Reeves rethink

Labour may ease plan for higher tax on private equity

Rachel Reeves
Rachel Reeves: taxing risk may not be appropriate (pic: Terry Murden)

Private equity managers who invest their own money to finance deals may escape a tax increase, the Shadow Chancellor Rachel Reeves has indicated.

Ms Reeves had targeted private equity managers’ carried interest – the share of profit from successful deals they handle.

Carried interest is taxed as a capital gain at 28%, but Labour has argued that it should fall under higher 45% rate of income tax.

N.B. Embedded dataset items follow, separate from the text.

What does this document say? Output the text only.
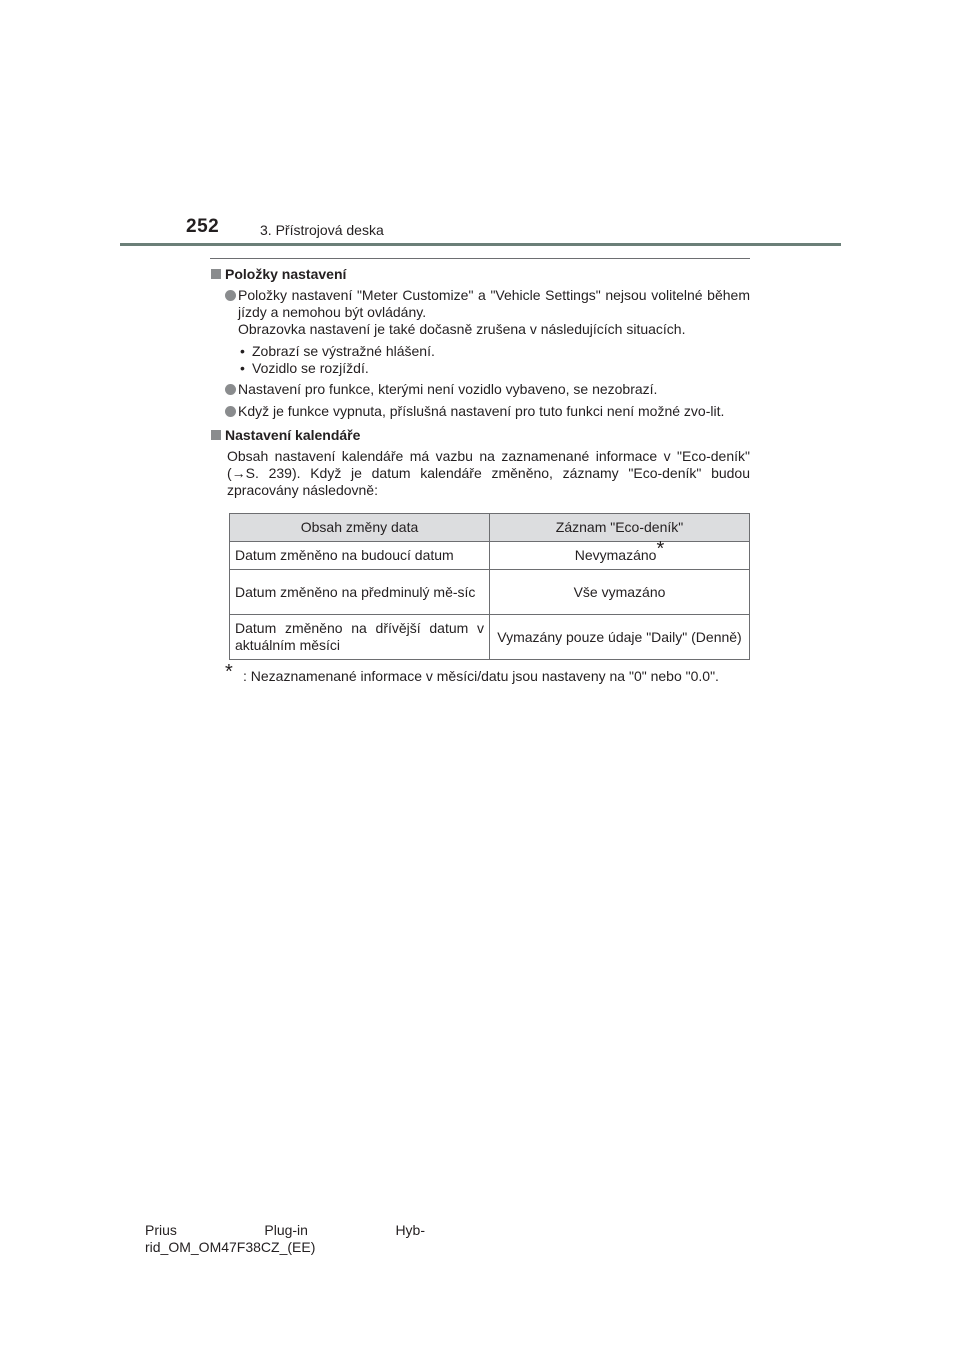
252	3. Přístrojová deska
Položky nastavení
Položky nastavení "Meter Customize" a "Vehicle Settings" nejsou volitelné během jízdy a nemohou být ovládány.
Obrazovka nastavení je také dočasně zrušena v následujících situacích.
• Zobrazí se výstražné hlášení.
• Vozidlo se rozjíždí.
Nastavení pro funkce, kterými není vozidlo vybaveno, se nezobrazí.
Když je funkce vypnuta, příslušná nastavení pro tuto funkci není možné zvo-lit.
Nastavení kalendáře
Obsah nastavení kalendáře má vazbu na zaznamenané informace v "Eco-deník" (→S. 239). Když je datum kalendáře změněno, záznamy "Eco-deník" budou zpracovány následovně:
Obsah změny data	Záznam "Eco-deník"
Datum změněno na budoucí datum	Nevymazáno*
Datum změněno na předminulý mě-síc	Vše vymazáno
Datum změněno na dřívější datum v aktuálním měsíci	Vymazány pouze údaje "Daily" (Denně)
* : Nezaznamenané informace v měsíci/datu jsou nastaveny na "0" nebo "0.0".
Prius	Plug-in	Hyb-
rid_OM_OM47F38CZ_(EE)
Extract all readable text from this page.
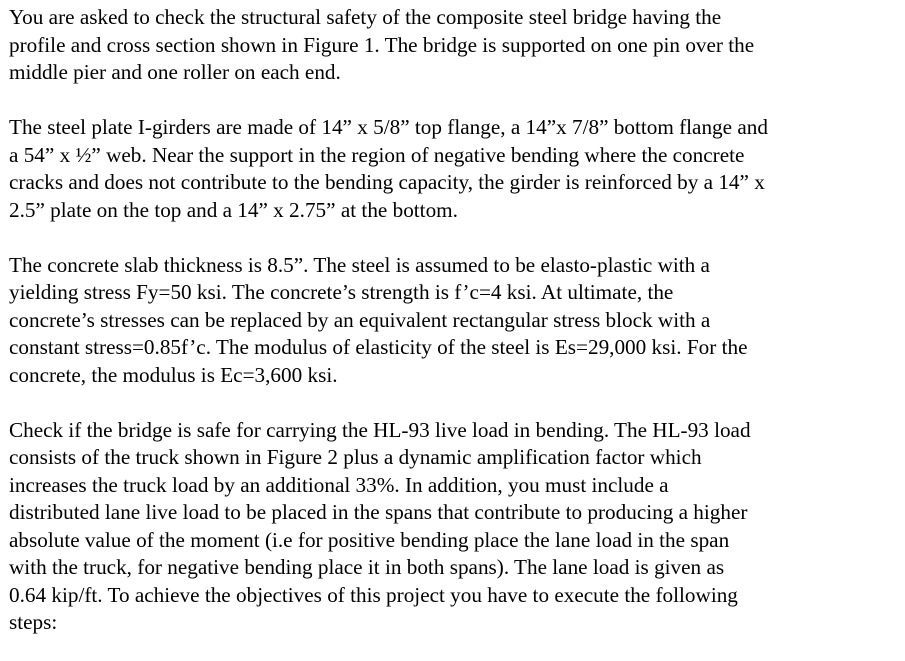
You are asked to check the structural safety of the composite steel bridge having the
profile and cross section shown in Figure 1. The bridge is supported on one pin over the
middle pier and one roller on each end.

The steel plate I-girders are made of 14” x 5/8” top flange, a 14”x 7/8” bottom flange and
a 54” x ½” web. Near the support in the region of negative bending where the concrete
cracks and does not contribute to the bending capacity, the girder is reinforced by a 14” x
2.5” plate on the top and a 14” x 2.75” at the bottom.

The concrete slab thickness is 8.5”. The steel is assumed to be elasto-plastic with a
yielding stress Fy=50 ksi. The concrete’s strength is f’c=4 ksi. At ultimate, the
concrete’s stresses can be replaced by an equivalent rectangular stress block with a
constant stress=0.85f’c. The modulus of elasticity of the steel is Es=29,000 ksi. For the
concrete, the modulus is Ec=3,600 ksi.

Check if the bridge is safe for carrying the HL-93 live load in bending. The HL-93 load
consists of the truck shown in Figure 2 plus a dynamic amplification factor which
increases the truck load by an additional 33%. In addition, you must include a
distributed lane live load to be placed in the spans that contribute to producing a higher
absolute value of the moment (i.e for positive bending place the lane load in the span
with the truck, for negative bending place it in both spans). The lane load is given as
0.64 kip/ft. To achieve the objectives of this project you have to execute the following
steps:
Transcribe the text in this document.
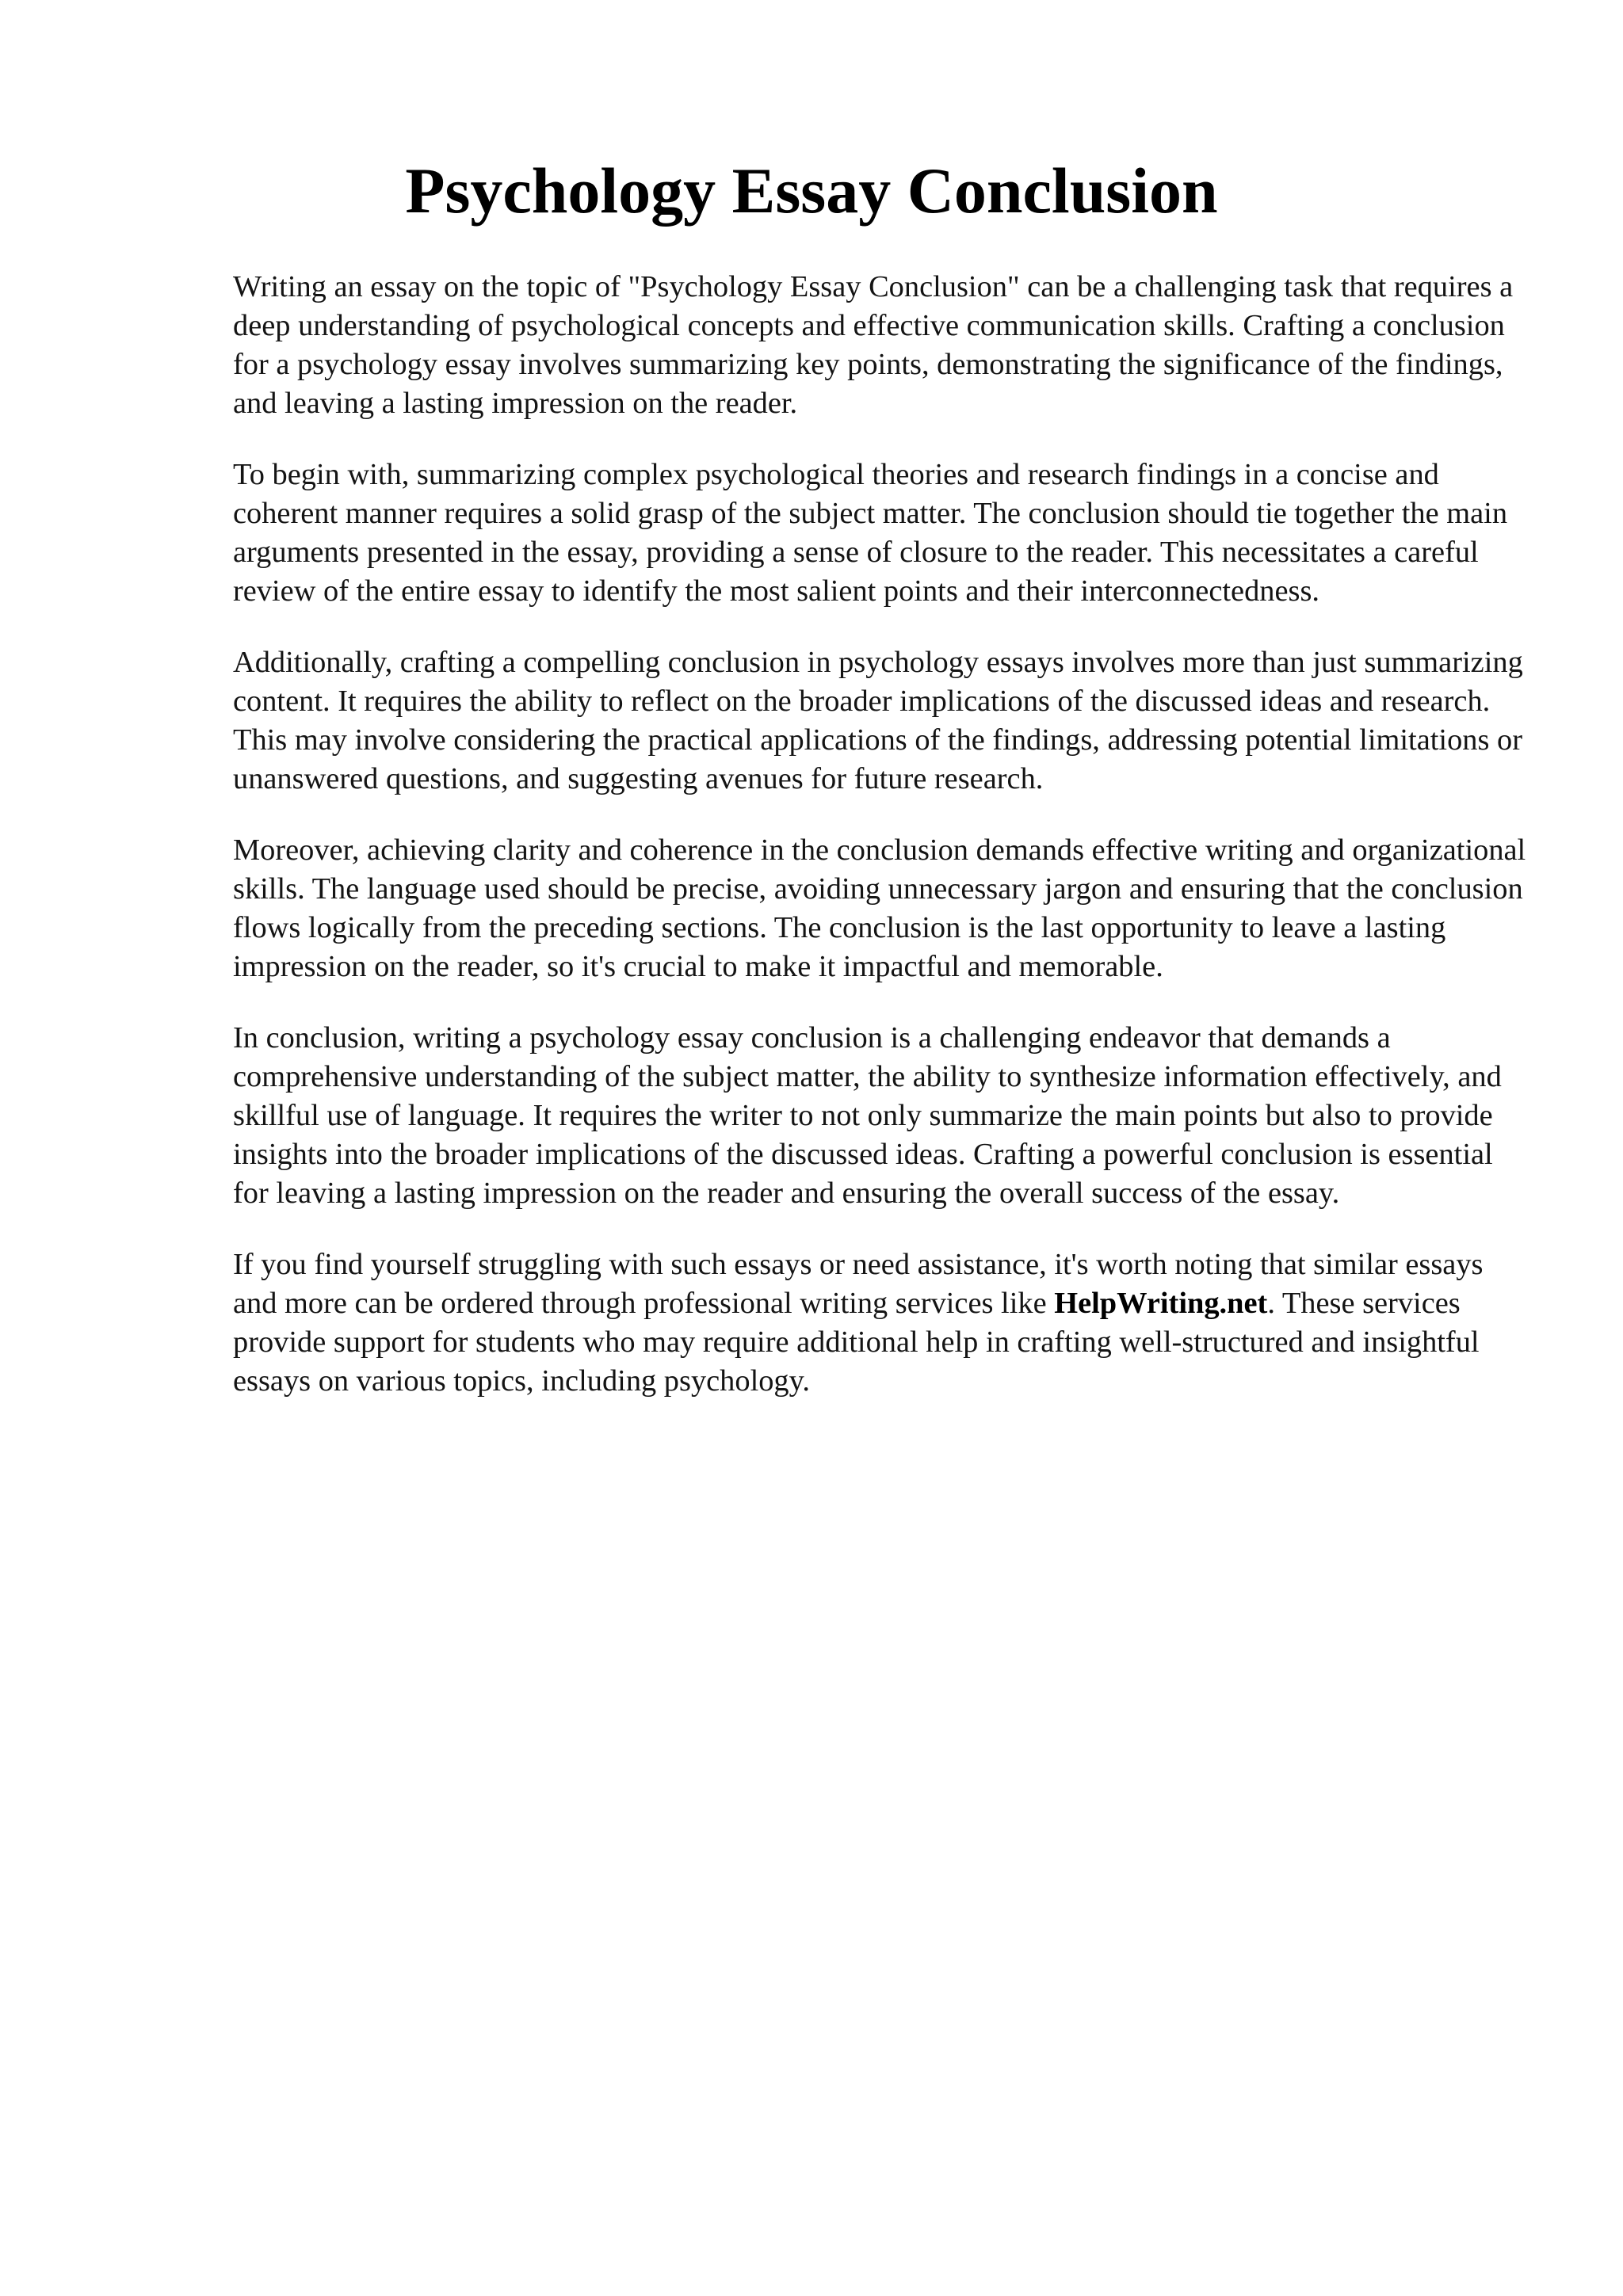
Psychology Essay Conclusion

Writing an essay on the topic of "Psychology Essay Conclusion" can be a challenging task that requires a deep understanding of psychological concepts and effective communication skills. Crafting a conclusion for a psychology essay involves summarizing key points, demonstrating the significance of the findings, and leaving a lasting impression on the reader.

To begin with, summarizing complex psychological theories and research findings in a concise and coherent manner requires a solid grasp of the subject matter. The conclusion should tie together the main arguments presented in the essay, providing a sense of closure to the reader. This necessitates a careful review of the entire essay to identify the most salient points and their interconnectedness.

Additionally, crafting a compelling conclusion in psychology essays involves more than just summarizing content. It requires the ability to reflect on the broader implications of the discussed ideas and research. This may involve considering the practical applications of the findings, addressing potential limitations or unanswered questions, and suggesting avenues for future research.

Moreover, achieving clarity and coherence in the conclusion demands effective writing and organizational skills. The language used should be precise, avoiding unnecessary jargon and ensuring that the conclusion flows logically from the preceding sections. The conclusion is the last opportunity to leave a lasting impression on the reader, so it's crucial to make it impactful and memorable.

In conclusion, writing a psychology essay conclusion is a challenging endeavor that demands a comprehensive understanding of the subject matter, the ability to synthesize information effectively, and skillful use of language. It requires the writer to not only summarize the main points but also to provide insights into the broader implications of the discussed ideas. Crafting a powerful conclusion is essential for leaving a lasting impression on the reader and ensuring the overall success of the essay.

If you find yourself struggling with such essays or need assistance, it's worth noting that similar essays and more can be ordered through professional writing services like HelpWriting.net. These services provide support for students who may require additional help in crafting well-structured and insightful essays on various topics, including psychology.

Ms Reeves has now signalled a softening in Labour’s position towards those who risk their own capital. Carried interest can make up the bulk of the pay earned by managers in the private equity industry.

“I don’t think it is right that … what is essentially a bonus is taxed at a lower rate than employment income, when you’re not putting your own capital at risk,” she told the Financial Times. “If you are putting your own capital at risk it is appropriate that you pay capital gains tax.”

Labour’s plans have caused shivers throughout the buyout industry and one businessman involved in deals told Daily Business last week that it could impact severely on his own plans to invest.

Some private equity managers have considered leaving the UK to seek lower rates. In Germany, the effective rate of tax on carried interest is 28.5% and in France it is 34%.